Health and Wellbeing Boards (HWBs)[4, 5]

Health and wellbeing boards are a formal committee of the local authority charged with promoting greater integration and partnership between bodies from the NHS, public health and local government.

HWBs have been set up in order to plan how best to meet the needs of local populations and to tackle local inequalities in health and community service provision. They comprise representatives from CCGs and local authorities. They are able to assist local authorities to meet their obligations under the 2012 Social Care Act to promote individual well-being and improve access to care and support.

In 2021, the UK Government have published plans that include abolishing Clinical Commissioning Groups and matching integrated care systems to local authority boundaries. Councils will have statutory representation on ICS boards, which will be required to work closely with existing health and wellbeing boards[6].
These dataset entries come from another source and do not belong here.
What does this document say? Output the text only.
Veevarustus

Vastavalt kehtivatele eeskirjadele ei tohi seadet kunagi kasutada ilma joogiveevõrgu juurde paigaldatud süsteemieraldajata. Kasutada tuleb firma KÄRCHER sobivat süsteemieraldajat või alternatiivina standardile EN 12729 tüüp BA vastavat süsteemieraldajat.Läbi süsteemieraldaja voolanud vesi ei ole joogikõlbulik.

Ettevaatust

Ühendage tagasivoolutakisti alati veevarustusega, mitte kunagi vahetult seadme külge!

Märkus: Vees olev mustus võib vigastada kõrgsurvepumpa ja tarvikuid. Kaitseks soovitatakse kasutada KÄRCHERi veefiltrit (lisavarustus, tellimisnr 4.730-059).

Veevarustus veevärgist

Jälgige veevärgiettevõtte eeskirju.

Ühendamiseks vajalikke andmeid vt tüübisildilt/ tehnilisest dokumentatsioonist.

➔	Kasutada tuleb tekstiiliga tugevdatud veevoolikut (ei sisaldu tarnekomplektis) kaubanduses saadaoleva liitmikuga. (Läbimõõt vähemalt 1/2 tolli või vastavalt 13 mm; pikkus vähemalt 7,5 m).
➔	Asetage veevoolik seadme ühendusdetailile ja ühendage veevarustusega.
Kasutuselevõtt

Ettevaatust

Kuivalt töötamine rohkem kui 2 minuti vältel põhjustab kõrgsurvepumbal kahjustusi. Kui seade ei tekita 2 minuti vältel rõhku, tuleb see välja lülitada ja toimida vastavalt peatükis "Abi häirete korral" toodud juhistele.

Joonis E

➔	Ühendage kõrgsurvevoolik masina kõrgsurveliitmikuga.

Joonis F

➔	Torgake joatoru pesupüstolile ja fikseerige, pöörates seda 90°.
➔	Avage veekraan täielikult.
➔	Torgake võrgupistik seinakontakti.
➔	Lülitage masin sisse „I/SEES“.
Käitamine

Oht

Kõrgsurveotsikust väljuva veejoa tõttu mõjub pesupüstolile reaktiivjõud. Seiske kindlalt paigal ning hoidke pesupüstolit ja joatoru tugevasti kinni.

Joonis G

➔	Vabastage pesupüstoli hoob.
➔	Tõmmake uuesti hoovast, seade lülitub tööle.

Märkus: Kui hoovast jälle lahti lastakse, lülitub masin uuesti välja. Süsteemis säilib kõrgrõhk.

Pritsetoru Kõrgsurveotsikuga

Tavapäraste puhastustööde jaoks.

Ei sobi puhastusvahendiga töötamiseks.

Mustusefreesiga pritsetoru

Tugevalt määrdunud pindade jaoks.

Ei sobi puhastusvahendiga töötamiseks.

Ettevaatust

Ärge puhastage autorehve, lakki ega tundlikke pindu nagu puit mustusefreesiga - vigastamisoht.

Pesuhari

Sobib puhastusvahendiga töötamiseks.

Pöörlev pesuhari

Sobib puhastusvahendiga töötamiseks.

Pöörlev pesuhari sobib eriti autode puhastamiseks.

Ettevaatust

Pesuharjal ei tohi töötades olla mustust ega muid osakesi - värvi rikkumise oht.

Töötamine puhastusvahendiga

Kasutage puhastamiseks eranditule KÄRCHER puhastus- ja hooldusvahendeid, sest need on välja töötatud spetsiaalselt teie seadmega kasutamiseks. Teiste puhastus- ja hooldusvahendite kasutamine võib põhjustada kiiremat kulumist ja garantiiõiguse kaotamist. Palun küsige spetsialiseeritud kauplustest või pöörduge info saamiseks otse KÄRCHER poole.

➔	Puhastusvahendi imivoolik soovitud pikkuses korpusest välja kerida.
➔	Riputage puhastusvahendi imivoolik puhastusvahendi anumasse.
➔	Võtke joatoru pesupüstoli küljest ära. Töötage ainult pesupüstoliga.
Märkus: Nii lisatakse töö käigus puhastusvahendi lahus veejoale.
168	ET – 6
Domiciliary and residential care

Since the introduction of the internal market this has been increasingly provided by commercial organisations. The effect of the Care Act and increasing pressure on local government spending on this scenario is uncertain but may well further open up the market to private sector providers of these types of care[7]. Indeed, this is already beginning to be reflected in the statistical returns from Councils with Adult Social Services Responsibilities (CASSRs) - large providers of social service provision who regularly submit statistical information to the Health and Social Care Information Centre.

Joint Strategic Needs Assessment[8]

The Health and Social Care Act 2012 required Community Health and Wellbeing Boards (CHWBs) to draw up Joint Strategic Needs Assessment (JSNA) plans. The JSNA is a process through which a council's social care services (Education, Social Care and Wellbeing) work together with public health and NHS services to assess the needs of their populations. The hope was that JSNAs would lead to increasing activity in the arenas of joint commissioning and pooled budgets although, due to growing financial pressures, progress has been slow.

The Health and Social Care Information Centre regularly publishes statistics on the provision of community care services. Community care social services activity for the year 2014-2015 found that in England[9]:

  • There were 1,846,000 requests for support from new clients actioned in 2014-15. Of these, 72% were from clients aged 65 and over; the remaining 28% were aged 18-64.
  • 79% of requests came from the community; 18% had been discharged from hospital.